累風庵閑日録

本と日常の徒然

『姿三四郎』 富田常雄 新潮文庫

●『姿三四郎』 富田常雄 新潮文庫 読了。

 日本伝紘道館柔道の創始者矢野正五郎の活躍をいわば前史編として描き、本編に至って彼の弟子で柔道の天才姿三四郎の成長と闘いとをつづる大長編。これがもう、はちゃめちゃに面白い。

 ベタな展開をどんどん盛り込んでとにかく分かりやすく、頭に引っかかることなくすいすい読める。バラエティに富む相手と闘う場面はすっかり格闘アクション小説で、これもとにかく面白い。その相手は、柔術、剣術、相撲、唐手、ボクシング、レスリングなどなど。

 三四郎は大衆小説のヒーローらしく、とにかく清廉でとにかくモテる。その造形はあまりにも理想的で、この歳で読むとちょいちょい冷静になるほど。本当なら気力体力集中力が今より充実していて気持ちも若い二十年前か三十年前に読むべき本であった。
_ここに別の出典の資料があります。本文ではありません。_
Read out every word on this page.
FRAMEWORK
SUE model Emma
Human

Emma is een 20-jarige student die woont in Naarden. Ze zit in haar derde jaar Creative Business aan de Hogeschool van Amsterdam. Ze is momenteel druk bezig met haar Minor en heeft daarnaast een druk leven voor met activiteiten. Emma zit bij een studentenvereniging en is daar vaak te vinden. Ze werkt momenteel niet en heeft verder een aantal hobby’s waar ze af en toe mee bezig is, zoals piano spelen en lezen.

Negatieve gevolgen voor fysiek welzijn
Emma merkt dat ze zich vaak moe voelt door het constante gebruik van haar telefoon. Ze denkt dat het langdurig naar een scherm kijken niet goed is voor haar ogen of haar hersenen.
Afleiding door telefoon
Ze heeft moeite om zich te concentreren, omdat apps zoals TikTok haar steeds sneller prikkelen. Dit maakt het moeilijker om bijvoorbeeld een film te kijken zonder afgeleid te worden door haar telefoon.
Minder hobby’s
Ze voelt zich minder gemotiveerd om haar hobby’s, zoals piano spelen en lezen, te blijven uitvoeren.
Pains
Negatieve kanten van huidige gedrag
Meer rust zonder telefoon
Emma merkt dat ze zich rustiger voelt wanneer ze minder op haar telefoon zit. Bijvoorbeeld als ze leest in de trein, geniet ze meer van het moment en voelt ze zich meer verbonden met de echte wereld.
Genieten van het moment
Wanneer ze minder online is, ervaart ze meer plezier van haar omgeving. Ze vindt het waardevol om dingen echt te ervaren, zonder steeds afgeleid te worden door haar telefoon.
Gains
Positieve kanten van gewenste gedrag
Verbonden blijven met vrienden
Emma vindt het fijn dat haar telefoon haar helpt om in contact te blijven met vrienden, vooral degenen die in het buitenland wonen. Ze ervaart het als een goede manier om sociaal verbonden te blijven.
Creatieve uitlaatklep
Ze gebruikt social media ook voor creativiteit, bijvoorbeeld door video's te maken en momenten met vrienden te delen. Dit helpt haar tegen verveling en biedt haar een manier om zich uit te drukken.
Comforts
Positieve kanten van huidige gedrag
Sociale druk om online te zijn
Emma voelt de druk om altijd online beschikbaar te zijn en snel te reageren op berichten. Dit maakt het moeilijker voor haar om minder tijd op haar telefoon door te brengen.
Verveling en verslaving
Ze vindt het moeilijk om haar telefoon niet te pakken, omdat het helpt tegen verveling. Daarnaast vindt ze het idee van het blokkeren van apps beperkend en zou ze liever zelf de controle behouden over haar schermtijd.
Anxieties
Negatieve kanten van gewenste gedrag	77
 面白いことは無類に面白いし、おかげでぐいぐい読めたけれども、今の私にとってはちと長すぎて満腹気味であったのもまた事実。

●この日記をご覧いただいている諸賢には心底どうでもいい話であろうが、『姿三四郎』は上中下の三巻本なので、現時点での今月の読了数は三冊とする。